You may find extensive lists of oxymora with a simple click.
oxymoron (singular):
Sharp, keen plus foolish, dull; pronounced [ahk" si MOH rahn], from Greek, oxy-, “point, sharp” and moron, “foolish”]. A rhetorical figure by which contradictory or incongruous terms are conjoined so as to give point to the statement or expression; an expression, in its superficial or literal meaning self-contradictory or absurd, but involving a point.

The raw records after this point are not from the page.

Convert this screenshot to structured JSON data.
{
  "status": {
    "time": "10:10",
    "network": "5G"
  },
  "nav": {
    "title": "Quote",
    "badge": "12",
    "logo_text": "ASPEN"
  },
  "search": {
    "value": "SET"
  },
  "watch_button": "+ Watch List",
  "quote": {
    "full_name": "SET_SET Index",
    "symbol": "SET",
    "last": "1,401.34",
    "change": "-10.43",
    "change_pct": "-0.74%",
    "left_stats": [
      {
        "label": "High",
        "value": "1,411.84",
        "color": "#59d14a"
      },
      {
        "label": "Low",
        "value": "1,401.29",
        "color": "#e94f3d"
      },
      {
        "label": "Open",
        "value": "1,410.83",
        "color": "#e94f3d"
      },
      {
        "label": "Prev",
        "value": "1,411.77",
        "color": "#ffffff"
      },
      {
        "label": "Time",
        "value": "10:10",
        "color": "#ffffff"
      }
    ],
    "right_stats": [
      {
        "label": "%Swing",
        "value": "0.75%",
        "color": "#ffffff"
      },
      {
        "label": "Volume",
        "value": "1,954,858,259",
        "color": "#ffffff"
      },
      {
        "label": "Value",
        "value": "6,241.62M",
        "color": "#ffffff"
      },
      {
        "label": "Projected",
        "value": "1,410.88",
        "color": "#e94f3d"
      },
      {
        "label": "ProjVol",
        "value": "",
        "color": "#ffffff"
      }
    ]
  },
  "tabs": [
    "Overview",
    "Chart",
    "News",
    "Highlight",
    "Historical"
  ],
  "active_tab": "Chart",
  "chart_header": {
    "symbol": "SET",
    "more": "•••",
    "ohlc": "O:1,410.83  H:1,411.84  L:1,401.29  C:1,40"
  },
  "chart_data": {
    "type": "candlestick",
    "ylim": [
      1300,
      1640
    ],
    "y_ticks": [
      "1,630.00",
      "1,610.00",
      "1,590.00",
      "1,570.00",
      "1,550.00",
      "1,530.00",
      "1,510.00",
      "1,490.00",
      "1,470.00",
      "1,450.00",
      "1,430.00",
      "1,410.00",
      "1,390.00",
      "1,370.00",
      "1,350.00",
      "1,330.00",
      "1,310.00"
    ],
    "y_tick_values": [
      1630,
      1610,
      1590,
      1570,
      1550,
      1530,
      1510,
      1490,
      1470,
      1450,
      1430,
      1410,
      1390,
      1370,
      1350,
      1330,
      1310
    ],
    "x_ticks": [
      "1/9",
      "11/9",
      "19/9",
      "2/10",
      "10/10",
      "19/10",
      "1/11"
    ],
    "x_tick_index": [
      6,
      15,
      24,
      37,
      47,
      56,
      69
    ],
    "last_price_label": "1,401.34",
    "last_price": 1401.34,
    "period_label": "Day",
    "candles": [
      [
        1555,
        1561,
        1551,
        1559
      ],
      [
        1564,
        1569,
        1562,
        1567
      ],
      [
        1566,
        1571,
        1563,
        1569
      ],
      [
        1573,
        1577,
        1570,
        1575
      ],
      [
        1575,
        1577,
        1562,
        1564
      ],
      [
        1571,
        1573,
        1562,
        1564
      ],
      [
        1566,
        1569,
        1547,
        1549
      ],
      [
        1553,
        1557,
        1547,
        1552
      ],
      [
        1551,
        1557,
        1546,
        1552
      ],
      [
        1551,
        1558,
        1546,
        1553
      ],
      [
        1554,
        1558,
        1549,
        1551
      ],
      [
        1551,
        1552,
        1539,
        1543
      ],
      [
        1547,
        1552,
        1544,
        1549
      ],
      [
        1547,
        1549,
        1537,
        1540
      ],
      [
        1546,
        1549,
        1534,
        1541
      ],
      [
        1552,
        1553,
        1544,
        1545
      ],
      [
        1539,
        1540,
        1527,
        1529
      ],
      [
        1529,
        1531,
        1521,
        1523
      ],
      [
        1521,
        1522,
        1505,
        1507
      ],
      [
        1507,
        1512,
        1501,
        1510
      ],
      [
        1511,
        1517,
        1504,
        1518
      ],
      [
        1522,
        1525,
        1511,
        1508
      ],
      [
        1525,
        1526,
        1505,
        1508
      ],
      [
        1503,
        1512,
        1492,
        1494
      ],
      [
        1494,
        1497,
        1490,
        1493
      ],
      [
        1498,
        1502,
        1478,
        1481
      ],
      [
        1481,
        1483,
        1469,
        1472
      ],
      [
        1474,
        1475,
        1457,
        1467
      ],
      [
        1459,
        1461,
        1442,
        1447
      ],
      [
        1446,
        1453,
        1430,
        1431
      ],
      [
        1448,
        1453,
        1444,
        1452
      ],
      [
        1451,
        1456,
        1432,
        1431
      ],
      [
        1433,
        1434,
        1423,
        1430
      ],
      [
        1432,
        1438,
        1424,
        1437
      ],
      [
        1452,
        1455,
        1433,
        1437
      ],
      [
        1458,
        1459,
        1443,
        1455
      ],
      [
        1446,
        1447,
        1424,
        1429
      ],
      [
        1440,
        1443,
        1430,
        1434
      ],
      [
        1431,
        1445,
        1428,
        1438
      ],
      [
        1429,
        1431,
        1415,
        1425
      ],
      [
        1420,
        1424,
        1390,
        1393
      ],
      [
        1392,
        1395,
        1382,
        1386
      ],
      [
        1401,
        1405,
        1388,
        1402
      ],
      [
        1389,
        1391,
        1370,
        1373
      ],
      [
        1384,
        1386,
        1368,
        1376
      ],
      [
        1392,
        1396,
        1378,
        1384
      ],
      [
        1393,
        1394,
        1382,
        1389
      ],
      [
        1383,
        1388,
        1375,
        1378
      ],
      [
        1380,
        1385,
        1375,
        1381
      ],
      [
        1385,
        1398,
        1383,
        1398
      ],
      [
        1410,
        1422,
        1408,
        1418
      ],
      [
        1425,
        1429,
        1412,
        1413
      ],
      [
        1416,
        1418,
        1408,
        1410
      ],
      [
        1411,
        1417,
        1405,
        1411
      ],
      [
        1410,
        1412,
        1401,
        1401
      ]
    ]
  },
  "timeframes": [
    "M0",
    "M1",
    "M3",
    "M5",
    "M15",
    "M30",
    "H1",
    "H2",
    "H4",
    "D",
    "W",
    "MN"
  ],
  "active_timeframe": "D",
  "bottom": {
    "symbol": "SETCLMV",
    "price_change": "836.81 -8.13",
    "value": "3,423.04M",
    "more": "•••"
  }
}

A well-known example of literary oxymora is Tennyson’s “Lancelot and Elaine”:
The shackles of an old love straiten’d him
His honour rooted in dishonour stood,
and faith unfaithful kept him falsely true.
oxymoronic:
Suggestive of oxymoron; incongruous, self-contradictory.
oxyntic:
Producing or secreting acid; used primarily in reference to the parietal cells of the stomach.
oxyopia, oxyblepsia:
Abnormal acuteness or sharpness of sight.
oxyopter:
The reciprocal of the visual angle, used as a measure of visual acuity.
oxyosmia:
An abnormal acuteness of the sense of smell; oxyosphresia
oxyospheresia:
Excessive, or abnormal, acuteness of the sense of smell.
oxypathia, oxypathy:
1. Unusual acuity of sensation. 2. An acute condition. 3. A condition in which the body is unable to eliminate unoxidizable acids, which combine with fixed alkalies of the tissues and harm the organism.
oxyperitoneum:
The introduction of oxygen into the peritoneal cavity.
oxypetalous:
Having sharply pointed petals.
oxyphil, oxyphilic, oxyphilia, oxyphilous:
1. Acid-loving, applied to certain white blood-corpuscles or other cells having an affinity for acid dyes. 2. In botany, living or thriving in acidic soil, acid loving. 3. Staining readily with acid dyes.
oxyphobe:
Unable to tolerate soil acidity.
oxyphobia, oxyphobous:
In botany, living or thriving in alkaline soil; not tolerant of acidic conditions.
oxyphonia, oxyphony:
Excessive acuteness or shrillness of the voice.
oxyphyllous:
Having pointed leaves.
oxyphyte, oxyphytic:
In botany, a plant that grows in an acidic environment.
oxyrhine, oxyrhinous:
1. Sharp-nosed, sharp-snouted. 2. Possessing an acute sense of smell.
oxyrhynchous:
Sharp-snouted; sharp billed.
oxysphere:
1. The lithosphere or the solid, outer layer of the earth, consisting of the crust and upper mantle. 2. The geosphere or the combination of the earth’s lithosphere, hydrosphere, and atmosphere.
oxytaxis:
A directed response of a motile organism to an oxygen stimulus; oxytactic.
oxythymous:
Quick-tempered; easily riled or angered.
oxytocic:
1. Referring to or characterized by rapid labor. 2. An agent that hastens childbirth by stimulating contractions of the myometrium.
oxytocin:
1. A hormone produced by the hypothalamus that is stored and released by the pituitary gland. It causes contractions of the uterus and the release of milk from the mammary glands. 2. A smooth muscle contraction-stimulating hormone found in the neurohypophysis.
oxytropic:
An orientation response to an acid stimulus.
oxytropism:
An orientation response to an oxygen gradient stimulus.
oxyuricide:
An agent that destroys pinworms.
oxyurous:
Having a pointed tail.
paroxysm, paroxysmal:
1. An increase of the acuteness or severity of a disease, usually recurring periodically in its course; a violent temporary access of disease; a fit. 2. A violent access of action or emotion; a fit, convulsion (e.g. of laughter, excitement, rage, terror, etc.; also said of physical processes, as earthquakes or volcanic eruptions). 3. Violent or convulsive physical action.